A pesar de las garantías otorgadas por el secretario de Agricultura de Estados Unidos, Tom Vilsack, de que el hallazgo no representa "riesgos al suministro de alimentos ni a la salud humana", dos grandes minoristas surcoreanos detuvieron las ventas de carne estadounidense.
El Gobierno surcoreano dijo además que podría suspender las inspecciones de cuarentena, una medida que efectivamente detendría las importaciones.
Los temores de una reacción negativa de los consumidores y los grandes importadores de carne de Estados Unidos provocaron una liquidación el martes en los futuros del ganado vivo en la bolsa de Chicago.
El primer caso del mal de las vacas locas apareció por primera vez en el país en 2003 y produjo un derrumbe de 3.000 millones de dólares en las exportaciones de carne del año siguiente.
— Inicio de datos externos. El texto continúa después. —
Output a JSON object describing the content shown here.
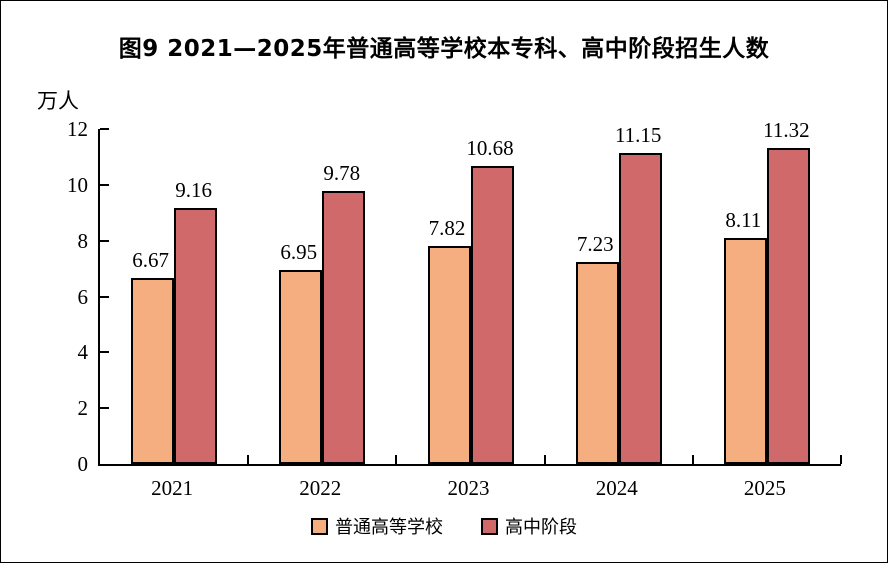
{
  "figure": {
    "title": "图9  2021—2025年普通高等学校本专科、高中阶段招生人数",
    "unit_label": "万人"
  },
  "chart_data": {
    "type": "bar",
    "title": "图9 2021—2025年普通高等学校本专科、高中阶段招生人数",
    "ylabel": "万人",
    "xlabel": "",
    "categories": [
      "2021",
      "2022",
      "2023",
      "2024",
      "2025"
    ],
    "series": [
      {
        "name": "普通高等学校",
        "color": "#F4AE80",
        "values": [
          6.67,
          6.95,
          7.82,
          7.23,
          8.11
        ]
      },
      {
        "name": "高中阶段",
        "color": "#D06A6A",
        "values": [
          9.16,
          9.78,
          10.68,
          11.15,
          11.32
        ]
      }
    ],
    "ylim": [
      0,
      12
    ],
    "ytick_step": 2,
    "grid": false,
    "data_labels": true,
    "legend_position": "bottom",
    "bar_outline_color": "#000000"
  }
}
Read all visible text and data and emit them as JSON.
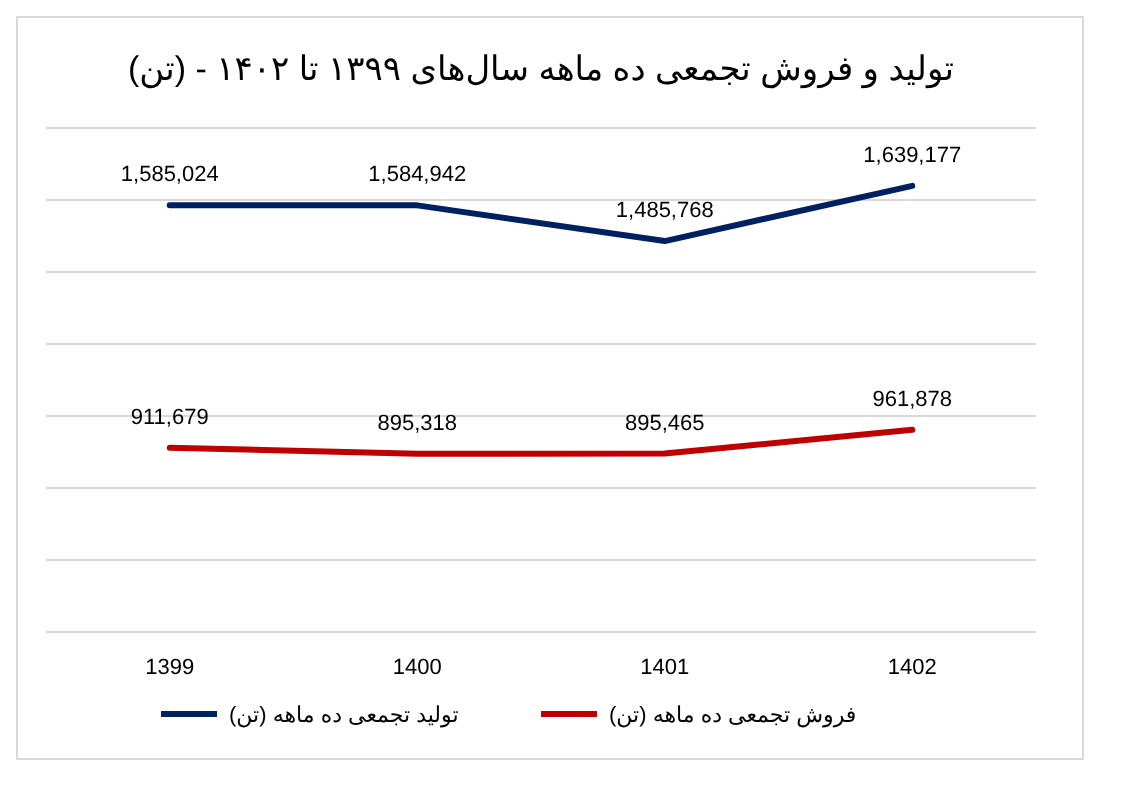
{
  "chart_data": {
    "type": "line",
    "title": "تولید و فروش تجمعی ده ماهه سال‌های ۱۳۹۹ تا ۱۴۰۲ - (تن)",
    "categories": [
      "1399",
      "1400",
      "1401",
      "1402"
    ],
    "series": [
      {
        "name": "تولید تجمعی ده ماهه (تن)",
        "color": "#002060",
        "values": [
          1585024,
          1584942,
          1485768,
          1639177
        ],
        "value_labels": [
          "1,585,024",
          "1,584,942",
          "1,485,768",
          "1,639,177"
        ]
      },
      {
        "name": "فروش تجمعی ده ماهه (تن)",
        "color": "#c00000",
        "values": [
          911679,
          895318,
          895465,
          961878
        ],
        "value_labels": [
          "911,679",
          "895,318",
          "895,465",
          "961,878"
        ]
      }
    ],
    "tick_labels": "x",
    "grid": "y",
    "legend": "bottom",
    "line_style": "solid"
  }
}
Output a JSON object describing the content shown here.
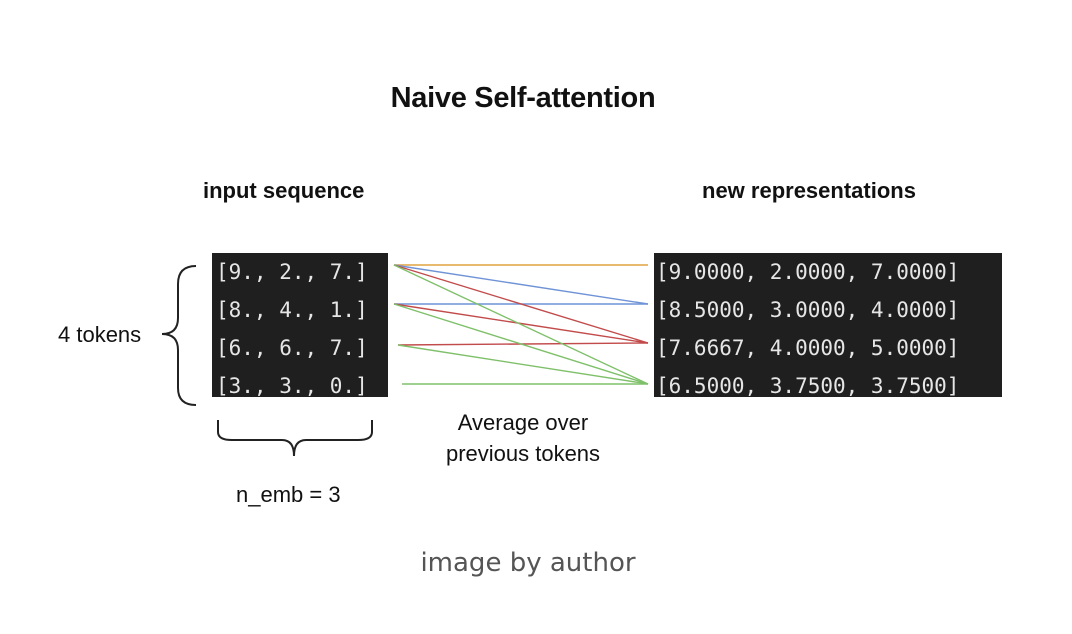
{
  "title": "Naive Self-attention",
  "input": {
    "heading": "input sequence",
    "rows": [
      "[9., 2., 7.]",
      "[8., 4., 1.]",
      "[6., 6., 7.]",
      "[3., 3., 0.]"
    ]
  },
  "output": {
    "heading": "new representations",
    "rows": [
      "[9.0000, 2.0000, 7.0000]",
      "[8.5000, 3.0000, 4.0000]",
      "[7.6667, 4.0000, 5.0000]",
      "[6.5000, 3.7500, 3.7500]"
    ]
  },
  "tokens_label": "4 tokens",
  "n_emb_label": "n_emb = 3",
  "average_caption": [
    "Average over",
    "previous tokens"
  ],
  "credit": "image by author",
  "colors": {
    "output_1": "#e0a340",
    "output_2": "#6f93d6",
    "output_3": "#c24b4b",
    "output_4": "#7fc06a",
    "matrix_bg": "#1f1f1f"
  }
}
Se necesitó hasta el 2011 para que las exportaciones se recuperaran plenamente.
México dijo que mantendría el comercio de carne con Estados Unidos, mientras que Japón, que sólo importa ganado estadounidense de menos de 20 meses de vida debido a los casos previos del mal de las vacas locas, dijo que no tomaría medidas de inmediato.
Los expertos dicen que el caso es "atípico", lo que significa que se trata de un inusual brote en el que las vacas contraen la enfermedad de manera espontánea, en lugar de a través de los alimentos.
Las vacas pueden contraer la enfermedad de forma espontánea en casos excepcionales y ésta no puede ser contagiada a menos que el tejido cerebral o espinal sea consumido por el ser humano u otro animal, según los científicos.
Se cree que el mal de las vacas locas, o encefalopatía espongiforme bovina, causa en los seres humanos que comen partes de animales infectados la variante de la mortal enfermedad cerebral Creutzfeldt-Jakob.
Si bien no hay evidencias de que un humano pueda contagiarse por el consumo de leche de una vaca infectada, los temores a un rechazo de los consumidores y los grandes importadores hundieron a los futuros de ganado en Chicago.
Sin embargo, el Gobierno trató de poner paños fríos y aseguró que la carne y los productos lácteos de la cadena alimentaria de Estados Unidos son seguros.
"Los sistemas y medidas de seguridad para proteger la salud humana y animal trabajaron como estaba previsto para identificar este caso rápidamente y asegurar que no representa riesgos para el suministro de alimentos o para la salud humana", dijo el secretario de Agricultura, Tom Vilsack.
El Departamento de Agricultura de Estados Unidos empezó el proceso de notificación a las autoridades internacionales de sanidad animal y a sus socios comerciales, pero el descubrimiento no debería afectar las exportaciones de carne del país, dijo Clifford.
El USDA sigue rastreando la vida exacta del bovino, que se detectó en una planta procesadora no identificada del centro de California.
Los restos de la vaca, que USDA dijo que estaban infectados con una forma "atípica" del mal, serán destruidos. El organismo dijo que no creía que el animal se haya enfermado por el consumo de alimentos contaminados.
"Realmente, no hay motivo para alarmarse sobre este animal. Tanto la salud humana como la animal están protegidas", dijo Clifford a periodistas.